Austerity measures, while enabling Italy to reduce its deficit to within European Union limits, deepened the nation’s slump. With the economy headed for its eighth quarter of contraction and joblessness at its highest since at least 1977, Prime Minister Enrico Letta in the last two months postponed a sales-tax increase and suspended a property tax payment.

“The rating action reflects our view of a further worsening of Italy’s economic prospects coming on top of a decade of real growth averaging minus 0.04 per cent,” S&P said. “The low growth stems in large part from rigidities in Italy’s labour and product markets.”

Yields rise
Yields on Italy’s debt securities maturing in May 2023 increased seven basis points, or 0.07 percentage point, to 4.48 per cent at 8:46 am Rome time. The spread over comparable-maturing German bunds rose 10 basis points to 285.3 basis points.

Italy, bearer of the euro’s second-biggest debt relative to gross domestic product, needs to sell more than euro 30 billion of bonds and bills a month. Italy is selling euro 7 billion of 1-year bills and euro 2.5 billion of 3-month bills today.

The country’s benchmark stock index, the FTSE MIB Index, dropped 0.5 per cent today. The gauge has lost 3.5 per cent this year, compared with a 5.5 per cent advance for companies in the Stoxx Europe 600 Index.

Investors are paying less attention to the views of ratings companies and relying more on their own analysis.

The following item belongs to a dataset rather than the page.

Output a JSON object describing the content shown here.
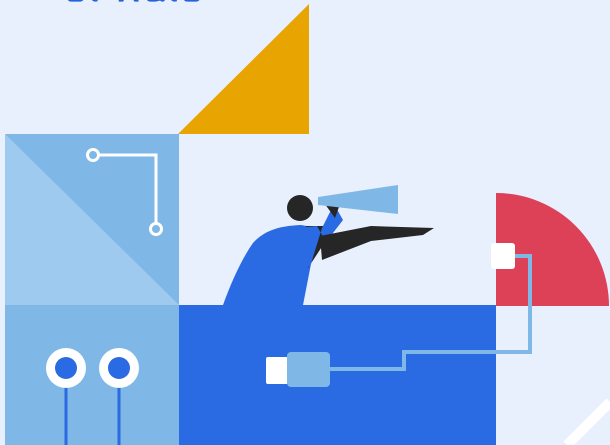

Yields on sovereign securities last year moved in the opposite direction from what ratings suggested in 53 percent of 32 upgrades, downgrades and changes in credit outlook, according to data compiled by Bloomberg published in December.

‘Brutal Reminder’
Still, Italian Prime Minister Enrico Letta said in an Italian television interview that S&P’s downgrade shows “the situation remains complicated, and internationally those who think that everything has been resolved are very wrong.”

Italy’s economic output in the first quarter of 2013 was 8 percent lower than in the last quarter of 2007 and continues to fall, S&P said. The company reduced its growth forecast for 2013 to minus 1.9 percent, from minus 1.4 percent.

“This is a brutal reminder that austerity can be achieved two ways: by raising taxes or slashing expenditures,” said Francesco Galietti, founder of Rome-based Policy Sonar. “We have achieved a decent result but we simply didn’t get the mix right.”

Uphill Battle
The International Monetary Fund said in a report last week that Letta still faces an uphill battle in helping his country exit its longest recession in more than two decades.

The IMF cut its growth outlook for Italy this year, saying GDP will shrink 1.8 percent, compared with its April forecast of 1.5 percent. The economy will expand 0.7 percent in 2014, up from its previous estimate of 0.5 percent.

“This is very bad news, but there might be a silver lining,” Galietti said of the downgrade. “Maybe it’s a good warning that will make the government focus to cut state expenditures instead of raising taxes.”